Vor abertausenden Jahren, als die Menschheit noch in ihren Kinderschuhen steckte und im Einklang mit allen Wesen dieser Erde lebte, schien es, als ob dieser Koexistenz niemals auch nur ein Härchen gekrümmt werden könnte. Doch mit der Zeit, je "schlauer" der Mensch wurde und je besser er es verstand, sich Ländereien anzueignen und diese für sich und seine Belange zu nutzen, desto heftiger geriet das friedliche Miteinander ins Wanken.
Der Mensch riss alles an sich, was er begehrte. und nahm keine Rücksicht auf Verluste. Er vertrieb die friedlichen Flüsterfeen aus ihren Höhlen an den Flüssen, um diese zu begradigen und besser für Handelstransporte nutzen zu können.
Er verbannte die Seelenwächter von den blühenden Wiesen, um mehr ud mehr des fruchtbaren Landes als Ackerflächen nutzen zu können.
Er scheuchte die Traumwandler aus den Wäldern, um an mehr Brennholz und Baumaterial zu gelangen.
Auch die Wächter der Schicksalsfäden waren nicht sicher vor des Menschen Gier nach Besitz, Ruhm und Reichtum Und so wurden auch sie aus den Bergen verscheucht, damit dort nach Gold, Edelsteinen und Salz geschürft werden konnte.
Da die von den subtilen Fähigkeiten der magischen Spezies ausgehende Macht so fremdartig, so enorm war, sperrte der Mensch sie in ein Verlies. Tief, tief in massiven Stein gehauen, damit sie nie wieder das Tageslicht erblicken würden. Von nun an lag es am Menschen selbst, sich zu inspirieren. Doch auf die Traumwelt und das Schicksal vermochte er keinen Einfluss zu nehmen.

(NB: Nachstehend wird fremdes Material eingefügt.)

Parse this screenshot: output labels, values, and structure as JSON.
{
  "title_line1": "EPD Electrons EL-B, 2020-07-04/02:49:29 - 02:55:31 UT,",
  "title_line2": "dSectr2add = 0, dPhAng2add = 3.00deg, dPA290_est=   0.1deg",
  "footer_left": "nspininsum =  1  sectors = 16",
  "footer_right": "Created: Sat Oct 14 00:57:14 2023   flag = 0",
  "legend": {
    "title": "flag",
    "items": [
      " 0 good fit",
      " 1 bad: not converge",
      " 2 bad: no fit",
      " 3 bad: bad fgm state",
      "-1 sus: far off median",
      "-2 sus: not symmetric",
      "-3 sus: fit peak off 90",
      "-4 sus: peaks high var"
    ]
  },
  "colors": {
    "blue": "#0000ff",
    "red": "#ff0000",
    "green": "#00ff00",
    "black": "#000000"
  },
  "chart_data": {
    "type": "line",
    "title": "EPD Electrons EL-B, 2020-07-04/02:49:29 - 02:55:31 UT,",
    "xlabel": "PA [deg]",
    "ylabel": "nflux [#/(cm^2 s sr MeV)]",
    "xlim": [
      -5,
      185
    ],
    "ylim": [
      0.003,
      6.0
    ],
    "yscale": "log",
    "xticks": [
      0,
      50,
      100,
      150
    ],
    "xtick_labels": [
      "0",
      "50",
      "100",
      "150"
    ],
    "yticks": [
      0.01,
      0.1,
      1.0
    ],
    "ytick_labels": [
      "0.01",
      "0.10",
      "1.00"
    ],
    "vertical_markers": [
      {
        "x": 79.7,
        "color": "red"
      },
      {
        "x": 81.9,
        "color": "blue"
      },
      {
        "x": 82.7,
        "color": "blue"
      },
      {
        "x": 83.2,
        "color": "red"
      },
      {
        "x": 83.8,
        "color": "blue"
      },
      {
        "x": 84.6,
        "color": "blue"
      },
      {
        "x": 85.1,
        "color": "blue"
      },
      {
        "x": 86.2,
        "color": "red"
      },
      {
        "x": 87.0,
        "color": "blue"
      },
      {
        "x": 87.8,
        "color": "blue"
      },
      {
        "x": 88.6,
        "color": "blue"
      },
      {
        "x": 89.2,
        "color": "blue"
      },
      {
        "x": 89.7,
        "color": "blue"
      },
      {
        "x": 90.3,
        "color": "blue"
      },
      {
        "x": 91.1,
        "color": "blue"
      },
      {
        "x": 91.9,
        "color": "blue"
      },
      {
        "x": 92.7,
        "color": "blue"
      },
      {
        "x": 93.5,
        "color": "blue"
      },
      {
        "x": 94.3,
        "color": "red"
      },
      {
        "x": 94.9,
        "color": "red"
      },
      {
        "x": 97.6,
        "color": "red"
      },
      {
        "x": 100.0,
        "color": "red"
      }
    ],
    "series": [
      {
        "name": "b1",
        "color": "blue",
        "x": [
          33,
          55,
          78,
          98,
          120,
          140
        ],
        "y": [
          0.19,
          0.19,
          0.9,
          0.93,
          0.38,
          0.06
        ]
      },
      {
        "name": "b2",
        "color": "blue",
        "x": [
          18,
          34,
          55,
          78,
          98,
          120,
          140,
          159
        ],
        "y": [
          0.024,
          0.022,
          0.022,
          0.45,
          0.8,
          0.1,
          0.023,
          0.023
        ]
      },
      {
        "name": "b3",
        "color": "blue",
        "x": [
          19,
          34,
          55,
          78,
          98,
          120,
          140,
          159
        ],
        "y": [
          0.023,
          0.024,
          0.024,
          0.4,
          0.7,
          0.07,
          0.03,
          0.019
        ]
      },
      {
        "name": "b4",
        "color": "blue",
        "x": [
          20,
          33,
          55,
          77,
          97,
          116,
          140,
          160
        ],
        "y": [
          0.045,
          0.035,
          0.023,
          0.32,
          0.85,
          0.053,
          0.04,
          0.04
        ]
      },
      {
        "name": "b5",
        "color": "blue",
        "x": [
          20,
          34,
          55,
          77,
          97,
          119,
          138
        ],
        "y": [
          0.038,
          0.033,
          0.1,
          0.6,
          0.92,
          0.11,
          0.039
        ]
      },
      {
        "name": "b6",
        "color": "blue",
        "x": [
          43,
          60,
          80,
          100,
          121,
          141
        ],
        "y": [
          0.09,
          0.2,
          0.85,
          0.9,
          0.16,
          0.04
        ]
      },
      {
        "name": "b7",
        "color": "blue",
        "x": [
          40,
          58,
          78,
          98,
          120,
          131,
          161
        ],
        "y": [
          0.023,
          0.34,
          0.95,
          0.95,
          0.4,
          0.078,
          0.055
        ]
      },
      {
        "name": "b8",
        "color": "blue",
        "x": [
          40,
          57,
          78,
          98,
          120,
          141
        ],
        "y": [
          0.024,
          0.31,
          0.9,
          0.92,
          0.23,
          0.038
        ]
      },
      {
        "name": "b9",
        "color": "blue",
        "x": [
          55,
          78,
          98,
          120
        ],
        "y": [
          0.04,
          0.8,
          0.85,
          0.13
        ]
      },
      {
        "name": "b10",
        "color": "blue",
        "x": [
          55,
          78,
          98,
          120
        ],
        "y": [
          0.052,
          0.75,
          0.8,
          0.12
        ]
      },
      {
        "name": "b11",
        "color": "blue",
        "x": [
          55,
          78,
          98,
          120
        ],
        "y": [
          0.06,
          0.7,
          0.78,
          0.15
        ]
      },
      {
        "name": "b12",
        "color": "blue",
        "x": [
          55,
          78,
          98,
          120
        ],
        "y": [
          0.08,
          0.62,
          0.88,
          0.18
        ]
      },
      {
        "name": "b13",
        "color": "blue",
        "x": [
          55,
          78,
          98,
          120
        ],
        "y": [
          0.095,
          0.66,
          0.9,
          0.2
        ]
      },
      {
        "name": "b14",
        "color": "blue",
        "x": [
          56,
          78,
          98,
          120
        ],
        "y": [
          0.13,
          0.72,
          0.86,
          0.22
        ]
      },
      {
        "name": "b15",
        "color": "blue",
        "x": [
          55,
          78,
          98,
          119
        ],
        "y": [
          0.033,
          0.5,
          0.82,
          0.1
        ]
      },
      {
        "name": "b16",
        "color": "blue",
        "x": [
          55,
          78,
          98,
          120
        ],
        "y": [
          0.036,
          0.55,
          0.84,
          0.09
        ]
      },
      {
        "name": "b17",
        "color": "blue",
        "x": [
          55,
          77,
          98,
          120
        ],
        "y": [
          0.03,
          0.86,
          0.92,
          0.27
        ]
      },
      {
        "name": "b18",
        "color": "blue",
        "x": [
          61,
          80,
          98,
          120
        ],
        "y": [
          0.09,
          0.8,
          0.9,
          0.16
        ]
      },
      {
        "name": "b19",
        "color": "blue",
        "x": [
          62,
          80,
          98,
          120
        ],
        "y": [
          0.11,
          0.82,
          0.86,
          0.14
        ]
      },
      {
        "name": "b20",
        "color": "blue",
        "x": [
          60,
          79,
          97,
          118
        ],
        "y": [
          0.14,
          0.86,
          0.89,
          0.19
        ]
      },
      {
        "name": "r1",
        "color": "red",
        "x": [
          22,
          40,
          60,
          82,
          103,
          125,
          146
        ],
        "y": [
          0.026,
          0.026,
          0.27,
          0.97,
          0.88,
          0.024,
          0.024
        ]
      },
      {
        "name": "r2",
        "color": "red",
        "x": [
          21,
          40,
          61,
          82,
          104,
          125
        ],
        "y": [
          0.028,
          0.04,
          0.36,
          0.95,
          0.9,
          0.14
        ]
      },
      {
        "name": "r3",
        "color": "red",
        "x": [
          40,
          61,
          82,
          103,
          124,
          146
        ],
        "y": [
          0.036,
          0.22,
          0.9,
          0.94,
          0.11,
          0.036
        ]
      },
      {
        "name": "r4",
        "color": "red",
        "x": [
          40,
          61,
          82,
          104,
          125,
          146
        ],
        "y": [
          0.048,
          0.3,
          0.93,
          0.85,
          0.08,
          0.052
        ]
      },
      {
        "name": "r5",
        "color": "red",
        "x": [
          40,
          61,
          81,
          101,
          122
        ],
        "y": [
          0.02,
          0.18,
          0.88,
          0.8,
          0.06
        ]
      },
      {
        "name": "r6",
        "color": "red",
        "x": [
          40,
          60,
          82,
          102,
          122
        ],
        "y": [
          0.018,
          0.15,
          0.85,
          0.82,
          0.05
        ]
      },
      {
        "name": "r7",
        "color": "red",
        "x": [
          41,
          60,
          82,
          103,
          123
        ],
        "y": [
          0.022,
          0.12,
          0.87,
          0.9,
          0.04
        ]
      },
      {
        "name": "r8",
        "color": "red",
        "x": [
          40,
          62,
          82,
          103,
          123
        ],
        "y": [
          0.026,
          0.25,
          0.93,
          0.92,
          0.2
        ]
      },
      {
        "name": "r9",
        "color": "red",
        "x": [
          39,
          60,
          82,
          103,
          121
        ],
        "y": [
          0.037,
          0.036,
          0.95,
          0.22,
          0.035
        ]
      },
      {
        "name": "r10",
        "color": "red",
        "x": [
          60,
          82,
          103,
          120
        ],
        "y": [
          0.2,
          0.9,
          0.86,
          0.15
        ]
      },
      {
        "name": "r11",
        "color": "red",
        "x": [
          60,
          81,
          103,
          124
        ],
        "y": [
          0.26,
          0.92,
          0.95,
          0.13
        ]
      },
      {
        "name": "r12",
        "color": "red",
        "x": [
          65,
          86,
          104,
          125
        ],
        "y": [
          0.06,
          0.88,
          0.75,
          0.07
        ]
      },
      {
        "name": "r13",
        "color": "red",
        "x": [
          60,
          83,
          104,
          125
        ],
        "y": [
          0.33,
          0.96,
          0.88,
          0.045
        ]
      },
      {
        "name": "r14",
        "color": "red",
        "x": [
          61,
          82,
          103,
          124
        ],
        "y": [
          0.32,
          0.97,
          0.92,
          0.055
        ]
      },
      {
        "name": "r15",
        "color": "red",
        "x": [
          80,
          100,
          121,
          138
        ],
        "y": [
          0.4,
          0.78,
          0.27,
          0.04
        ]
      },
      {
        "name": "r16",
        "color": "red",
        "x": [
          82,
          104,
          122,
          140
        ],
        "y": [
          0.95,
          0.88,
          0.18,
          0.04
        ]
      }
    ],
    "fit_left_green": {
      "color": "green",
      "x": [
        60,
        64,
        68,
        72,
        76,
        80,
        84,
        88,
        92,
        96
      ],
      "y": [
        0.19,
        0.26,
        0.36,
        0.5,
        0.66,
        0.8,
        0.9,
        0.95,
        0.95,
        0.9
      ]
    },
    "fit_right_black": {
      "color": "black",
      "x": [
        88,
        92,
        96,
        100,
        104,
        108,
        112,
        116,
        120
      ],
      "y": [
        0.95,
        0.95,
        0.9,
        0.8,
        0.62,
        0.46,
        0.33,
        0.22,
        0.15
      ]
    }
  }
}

Was letztendlich übrig blieb von der magischen Sphäre, waren die verlorenen Seelen, auch Geister genannt, die aufgrund des Verschwindens der Seelenwächter von nun an auf ewig dazu verdammt waren, zwischen Erde und Licht ihr Unwesen zu treiben.”
Auszug aus: “Geschichte der Geister” von Randolf dem Weisen.
Sebastian brummt der Schädel. “Fünf Minuten, die dein Leben verändern” – so beginnen normalerweise Youtube-Videos mit fragwürdigem Coaching-Inhalt. Die letzten fünf Minuten seines Lebens –zugegebenermaßen waren es eher zehn, denn Snørre hatte etwas weiter ausholen müssen, um ihm zumindest einen groben Gesamtüberblick über die Situation zu verschaffen – hatten es in sich gehabt.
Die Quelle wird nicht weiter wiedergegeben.